Incarna ist ohne Zweifel die mit am meisten Emotionen behaftete Erweiterung die CCP für Incarna bislang veröffentlicht hat. In einem Notfalltreffen zwischen den Entwicklern und den Vertretern der Gamer haben beide Seiten nun in Island über Probleme und Missverständnisse geredet.

Beide Seiten räumten Fehler ein und haben sich auf einen gemeinsamen Weg für EVE Online wiedergefunden.

Der Grund für die Proteste waren Änderungen, die CCP mit Incarna einführte und durchgesickerte interne Dokumente und die vor allem langjährige Spieler gegen den Betreiber aufbrachten.

Fangen wir bei den Änderungen mit Incarna an:

Captains Quarter

Incarna brachte EVE Online in eine komplett neue Richtung. Während vor Incarna Piloten in EVE stets in ihren Schiffen waren und auch beim Eindocken in Stationen stets ihr Schiff von aussen betrachteten und nach belieben drehen könnten [ Ship Spinning - sehr beliebt :) ] tauschte CCP die gedockte Ansicht des eigenen Schiffes aus, so dass jeder Spieler direkt nach dem Andocken das aktuelle Schiff verlässt und sich als 3D Avatar auf der Station in einem derzeit noch geschlossenen Quartier wiederfindet.

Dies hatte nun einige Nachteile. Erstens war die notwendige PC-Performance durch die Innenansicht der Station weitaus stärker belastet. Viele leidenschaftliche EVE Spieler spielen das Spiel nicht nur mit einem Account sondern lassen den Client gleich mehrfach auf einem PC laufen und arbeiten mit mehreren Accounts gleichzeitig. Das höchste was ich bislang gelese habe waren 12 gleichzeitig laufende Clients auf einem Rechner.
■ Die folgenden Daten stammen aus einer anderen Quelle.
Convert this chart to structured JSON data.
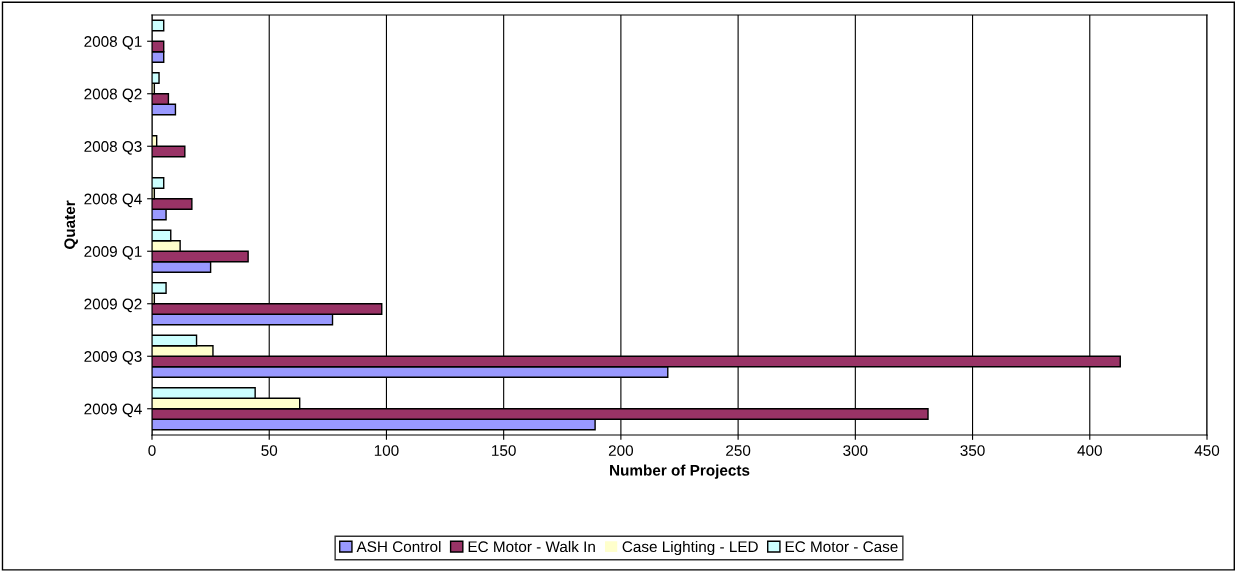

Durch die höheren Hardware-Anforderungen der Innenansicht war dies nun nicht mehr möglich, die PCs mit mehreren Clients und auch ältere Rechner sind mit den detaillierten Innenumgebungen einfach überfordert. Dazu kam, dass man aus der Avatar-Perspektive viele kleine Usability-Features nicht mehr nutzen konnte, so dass Aktionen wie Schiff-Wechsel etc. umständlicher wurden und länger dauerten und man aktuell durch das Avatar-Quartier noch keinerlei Mehrwert hatt. Kurz gesagt, man hat etwas Bewährtes an das sich die Spieler gewöhnt hatten durch etwas optisch beeindruckendes aber spieltechnisch schlechteres eingetauscht.
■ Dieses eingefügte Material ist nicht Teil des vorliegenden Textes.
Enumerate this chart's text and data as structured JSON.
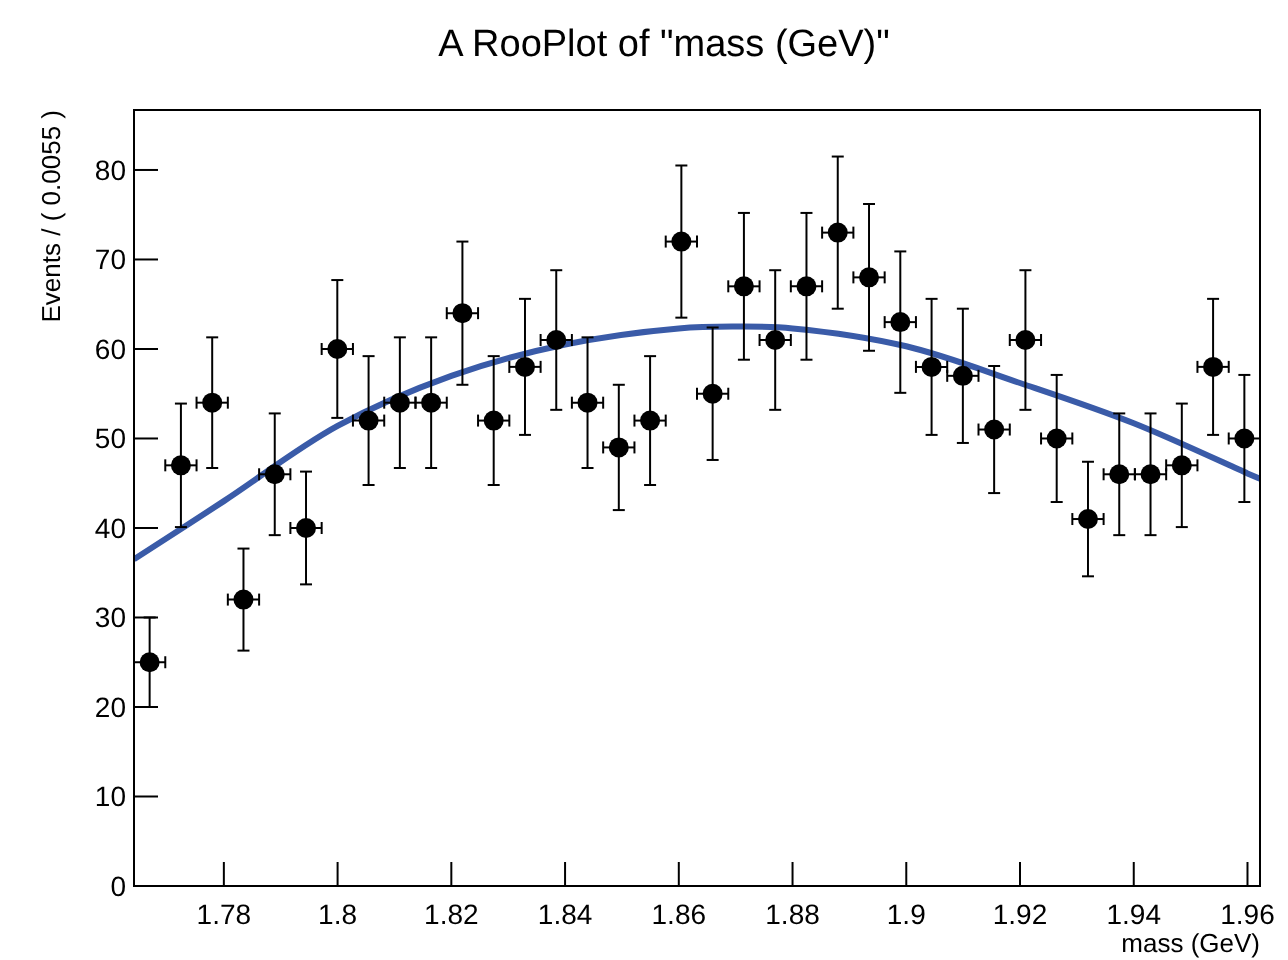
{
  "chart_data": {
    "type": "scatter",
    "title": "A RooPlot of \"mass (GeV)\"",
    "xlabel": "mass (GeV)",
    "ylabel": "Events / ( 0.0055 )",
    "xlim": [
      1.7642,
      1.9622
    ],
    "ylim": [
      0,
      86.7
    ],
    "xticks": [
      {
        "value": 1.78,
        "label": "1.78"
      },
      {
        "value": 1.8,
        "label": "1.8"
      },
      {
        "value": 1.82,
        "label": "1.82"
      },
      {
        "value": 1.84,
        "label": "1.84"
      },
      {
        "value": 1.86,
        "label": "1.86"
      },
      {
        "value": 1.88,
        "label": "1.88"
      },
      {
        "value": 1.9,
        "label": "1.9"
      },
      {
        "value": 1.92,
        "label": "1.92"
      },
      {
        "value": 1.94,
        "label": "1.94"
      },
      {
        "value": 1.96,
        "label": "1.96"
      }
    ],
    "yticks": [
      0,
      10,
      20,
      30,
      40,
      50,
      60,
      70,
      80
    ],
    "series": [
      {
        "marker": "circle",
        "color": "#000000",
        "x": [
          1.76695,
          1.77245,
          1.77795,
          1.78345,
          1.78895,
          1.79445,
          1.79995,
          1.80545,
          1.81095,
          1.81645,
          1.82195,
          1.82745,
          1.83295,
          1.83845,
          1.84395,
          1.84945,
          1.85495,
          1.86045,
          1.86595,
          1.87145,
          1.87695,
          1.88245,
          1.88795,
          1.89345,
          1.89895,
          1.90445,
          1.90995,
          1.91545,
          1.92095,
          1.92645,
          1.93195,
          1.93745,
          1.94295,
          1.94845,
          1.95395,
          1.95945
        ],
        "values": [
          25,
          47,
          54,
          32,
          46,
          40,
          60,
          52,
          54,
          54,
          64,
          52,
          58,
          61,
          54,
          49,
          52,
          72,
          55,
          67,
          61,
          67,
          73,
          68,
          63,
          58,
          57,
          51,
          61,
          50,
          41,
          46,
          46,
          47,
          58,
          50
        ],
        "errors": [
          5,
          6.9,
          7.3,
          5.7,
          6.8,
          6.3,
          7.7,
          7.2,
          7.3,
          7.3,
          8,
          7.2,
          7.6,
          7.8,
          7.3,
          7,
          7.2,
          8.5,
          7.4,
          8.2,
          7.8,
          8.2,
          8.5,
          8.2,
          7.9,
          7.6,
          7.5,
          7.1,
          7.8,
          7.1,
          6.4,
          6.8,
          6.8,
          6.9,
          7.6,
          7.1
        ],
        "xerrors": [
          0.00275,
          0.00275,
          0.00275,
          0.00275,
          0.00275,
          0.00275,
          0.00275,
          0.00275,
          0.00275,
          0.00275,
          0.00275,
          0.00275,
          0.00275,
          0.00275,
          0.00275,
          0.00275,
          0.00275,
          0.00275,
          0.00275,
          0.00275,
          0.00275,
          0.00275,
          0.00275,
          0.00275,
          0.00275,
          0.00275,
          0.00275,
          0.00275,
          0.00275,
          0.00275,
          0.00275,
          0.00275,
          0.00275,
          0.00275,
          0.00275,
          0.00275
        ]
      },
      {
        "type": "line",
        "color": "#3a5ba8",
        "x": [
          1.7642,
          1.78,
          1.8,
          1.82,
          1.84,
          1.86,
          1.87,
          1.88,
          1.9,
          1.92,
          1.94,
          1.96,
          1.9622
        ],
        "values": [
          36.5,
          43,
          51.4,
          57,
          60.5,
          62.3,
          62.5,
          62.3,
          60.3,
          56.2,
          51.7,
          46.1,
          45.5
        ]
      }
    ]
  }
}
CCP versprach sich diesem Problem nun anzunehmen.

Noble Exchange

Ein weiterer Punkt war der neu eingeführte Shop für sogenannte Vanity-Items. Derzeit sind virtuelle Kleidungsstücke zu einem enorm hohen Preis, sowohl InGame als auch in reale Währung umgerechnet erhältlich. Ein virtuelles T-Shirt kostet zum Beispiel genausoviel wie ein reales. Hier räumte CCP Fehler ein. Man habe sowohl zu wenige, als auch zu hochwertige Produkte in den Shop gestellt ohne gleichzeitig auch Massenkompatible Angebote zu machen, die einfach noch nicht fertig waren. In einem gesonderten DevBlog wird man demnächst die genauen Pläne für Items und Preise noch einmal in Ruhe und im Detail erläutern.

Beim Shop kam durch eine durchgesickerte Information weiterhin die Idee ins Netz, dass man ja auch spieltechnische Items anbieten könne, die den Spielern gegen Geld Vorteile verschaffen könne. Vor allem dieser Punkt brachte viele langjährige Spieler in Rage, denn bislang konnte man in EVE sich vor allem durch Zeit, teilweise Jahre, hocharbeiten. Sollten jetzt neue Spieler sich allein durch Geld die Vorteile sichern können für die alteingesessene Spieler monate oder jahrelang hin gearbeitet haben. Nein, es wurde zwar intern darüber geredet aber CCP hat noch einmal klar gestellt, dass man sich die Vorteile durch Spielzeit erworben werden nicht über Geld kaufen kann. Es werden nur sogenannte Vanity-Items angeboten, die rein optische Effekte haben und das Spielgeschehen nicht beeinflussen.

Inzwischen haben auch die InGame Proteste abgenommen, in Jita geht wurde der Protest-Angriff auf die Statue eingestellt und es kehrt wieder Ruhe in New Eden ein.